Ho scritto Circles fra l’inverno e l’estate del 2014 durante un breve quanto intenso periodo di solitudine passato a riflettere, commettere errori e prendere i muri a testate. Senza neanche accorgermene ho scritto di getto
dodici canzoni nel giro di un mese: un’urgenza espressiva mai provata prima di allora. Sono brani intimi e introspettivi, i cui testi esplorano la natura fragile di certi sentimenti come l’amore e le sue conseguenze
emotive nel momento in cui esso svanisce assumendo altre forme, e di tutti quei piccoli compromessi quotidiani che stanno alla base di relazioni e rapporti umani. Ogni canzone rappresenta un cerchio di vita, autobiografica
e biografica (l’album contiene infatti anche alcuni riferimenti letterari a Jack London, Bukowsky, Hunter S. Thompson). La canzone che dà il titolo al disco, ad esempio, è un omaggio a Martin Eden (J. London), un
personaggio che più di ogni altro incarna il cambiamento di identità, la maturità e la crescita attraverso l’esperienza, la letteratura e il piacere di scrivere. A mio parere, dopo la lettura di questo libro e con la morte del
protagonista, il lettore ne acquisisce la stessa forza, la stessa consapevolezza, uscendone cambiato. Da un cerchio che si chiude se ne apre un altro.
Mi ha sempre affascinato l’idea di un andamento ciclico dell’esistenza, e di quanto la nostra vita si divida in fasi che si aprono, si esauriscono per poi aprirsi di nuovo, anche se in modi ogni volta diversi. Ecco perché Circles
affronta la sofferenza e lo stupore nel comprendere la ciclicità dei sentimenti e la loro mutevolezza.
Ho cercato di descrivere tutto ciò nel modo più diretto possibile, senza troppi artifici. Le canzoni sono semplici, sincere, a volte perfino poco ragionate, nel senso che ho fatto sì che la loro struttura andasse a disporsi
in modo naturale, ragionando per consequenzialità. Alcune canzoni, ad esempio, finiscono così come sono iniziate (come dei cerchi, appunto); altre seguono un andamento differente, che sorprenda chi ascolta con passaggi inaspettati.

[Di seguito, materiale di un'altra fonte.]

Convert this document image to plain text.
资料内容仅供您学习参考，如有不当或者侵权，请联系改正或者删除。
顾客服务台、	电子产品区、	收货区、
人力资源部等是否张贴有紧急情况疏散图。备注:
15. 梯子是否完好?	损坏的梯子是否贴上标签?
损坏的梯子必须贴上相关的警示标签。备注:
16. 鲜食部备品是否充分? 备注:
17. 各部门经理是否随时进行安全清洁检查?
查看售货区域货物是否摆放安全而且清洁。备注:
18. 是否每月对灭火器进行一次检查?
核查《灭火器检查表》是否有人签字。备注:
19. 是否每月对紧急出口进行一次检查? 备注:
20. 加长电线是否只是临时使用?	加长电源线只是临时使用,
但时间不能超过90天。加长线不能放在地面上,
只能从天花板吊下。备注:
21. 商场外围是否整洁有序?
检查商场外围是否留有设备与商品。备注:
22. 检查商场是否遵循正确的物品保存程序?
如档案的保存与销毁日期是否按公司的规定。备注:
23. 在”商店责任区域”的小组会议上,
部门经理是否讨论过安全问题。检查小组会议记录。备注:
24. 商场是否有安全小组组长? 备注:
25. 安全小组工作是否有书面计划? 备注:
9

Così come noi siamo la somma di esperienze in continuo cambiamento, anche il disco è un compendio di tutte le mie esperienze musicali passate. Il risultato credo sia un disco piuttosto eclettico dal taglio electro-pop-rock cantato in inglese.

Credits

Circles è stato registrato da Giacomo Papi fra il salotto, il bagno e la camera del suo appartamento di Via Roma, a Livorno (una scelta da me fortemente voluta dopo anni di studi e sale d'incisione e che credo si senta fin dal primo ascolto). Un vero esempio di home-recording con un preciso obiettivo: far suonare le canzoni il più vicino possibile all'ascoltatore, ricreando ambienti sonori ora intimi e raccolti, ora più caldi e incisivi. Il disco è stato poi mixato presso il 360 Music Factory (Livorno) da Andrea Pachetti e Iuri Giorgetti e masterizzato da Justin Perkins presso il Mystery Room Mastering Studio (Milwaukee, Wisconsin).
Al disco hanno partecipato diversi musicisti della scena livornese e del collettivo musicale Inner Animal Recordingsdi cui faccio parte. Alcune tracce vedono la presenza di Valerio Casini e Marco Capozzi (Bad Love Experience), Giorgio Mannucci (Mandrake), Federico Silvi e Francesco D’Angelo (Jackie O’s Farm). Le batterie sono state interamente registrate da Dario Gentili e Francesco Manetti mentre le basi elettroniche sono nate dalla collaborazione del dj/producer labronico Alessio Carli. Voci, piano, synth, organi e tastiere sono stati suonati da Nu, il quale ha curato tutti gli arrangiamenti.